With the raw counts, you can normalize the data however you want. One thing I noticed is that the most normalizations can be derived post hoc based on the read counts. For example, FPKM or TPM in RNA-seq can be obtained from the transcript counts with some simple multiplication and division operations given the transcript lengths and total reads.
Also, the metadata table consists of controlled vocabulary (NCI Terminology) from free text experiment annotations. For this project, I used the NLM Metamap engine for extracting keywords from free text. The nice thing about this is that the UMLS ecosystem from NLM allows the IDs (Concept Unique Identifiers) to be mapped onto different ontologies that relate the terms. Incidentally, NCIT is by far the cleanest general purpose biomedical ontology I have seen: it has low term redundancy, encodes medical knowledge from many domains and is well maintained.

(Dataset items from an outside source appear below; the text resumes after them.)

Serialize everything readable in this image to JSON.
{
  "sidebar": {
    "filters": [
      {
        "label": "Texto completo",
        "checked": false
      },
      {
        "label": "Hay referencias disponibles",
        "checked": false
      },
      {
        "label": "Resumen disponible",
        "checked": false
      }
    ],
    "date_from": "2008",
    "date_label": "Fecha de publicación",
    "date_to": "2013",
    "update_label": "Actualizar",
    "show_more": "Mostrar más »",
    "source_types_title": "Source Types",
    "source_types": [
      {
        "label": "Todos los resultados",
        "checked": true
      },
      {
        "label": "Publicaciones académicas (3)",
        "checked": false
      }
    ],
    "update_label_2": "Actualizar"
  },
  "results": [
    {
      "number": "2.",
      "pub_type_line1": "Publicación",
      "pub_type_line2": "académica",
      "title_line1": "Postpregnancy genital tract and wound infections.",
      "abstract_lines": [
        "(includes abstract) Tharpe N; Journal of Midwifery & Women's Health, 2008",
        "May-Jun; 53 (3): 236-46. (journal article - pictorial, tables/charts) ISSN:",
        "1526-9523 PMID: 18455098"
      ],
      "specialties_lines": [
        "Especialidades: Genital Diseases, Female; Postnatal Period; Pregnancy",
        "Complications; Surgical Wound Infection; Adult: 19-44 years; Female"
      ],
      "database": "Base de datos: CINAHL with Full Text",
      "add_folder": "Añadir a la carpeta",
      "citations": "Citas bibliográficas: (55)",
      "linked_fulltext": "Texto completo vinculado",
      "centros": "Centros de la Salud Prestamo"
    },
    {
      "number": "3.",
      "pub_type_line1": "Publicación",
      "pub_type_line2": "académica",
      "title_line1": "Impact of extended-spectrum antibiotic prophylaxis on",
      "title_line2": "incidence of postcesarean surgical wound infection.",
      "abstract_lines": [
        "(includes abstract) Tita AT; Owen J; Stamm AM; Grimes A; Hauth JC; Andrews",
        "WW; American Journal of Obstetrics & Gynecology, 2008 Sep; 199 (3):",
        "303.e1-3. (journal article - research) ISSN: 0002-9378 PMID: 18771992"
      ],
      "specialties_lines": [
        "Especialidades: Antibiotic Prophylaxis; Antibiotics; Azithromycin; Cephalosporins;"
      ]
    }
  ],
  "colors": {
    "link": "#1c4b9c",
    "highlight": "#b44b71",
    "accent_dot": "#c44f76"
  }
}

The goal of this pipeline and the resulting read count tables is to suit the needs of the most common use cases. To use an analogy, most bioinformatics pipelines out there are more like sports cars, having custom flavors for specific groups of drivers. If you have very particular requirements, what I am offering is probably not going to work. What I am trying to create is more like a train system, aiming to provide a general purpose backbone that can allow a wide variety of high throughput data analytics.
github link:
https://github.com/brianyiktaktsui/Skymap
Why Skymap while there are so many groups out there also trying to unify the public data
To the best of my knowledge, Skymap is the first that offer both the unified -omic data and the \metadata. The other important aspect is that the process of data extraction is fully automated, so it is can be scalable to new data and systematic, without biases introduced by manual curation.
Why Skymap offers a local copy instead of a web API:
Again, the purpose of this project is more geared towards bioinformaticians or data scientists who want to quickly test a hypothesis on a truly vast amount of data. Speaking for myself, I really hate when I have to recover a simple table by requesting each row from REST API repeatedly when it should have only required one click on an FTP link. As it turns out, the entire raw metadata from SRA can fit into a typical amount of RAM (3 GB), making complex client-server APIs unnecessary.
TL/DR: The premise of skymap is this: With a couple clicks all of the publicly-available omic data sits on your computer. After that it’s up to you: you can slice and dice it however you want.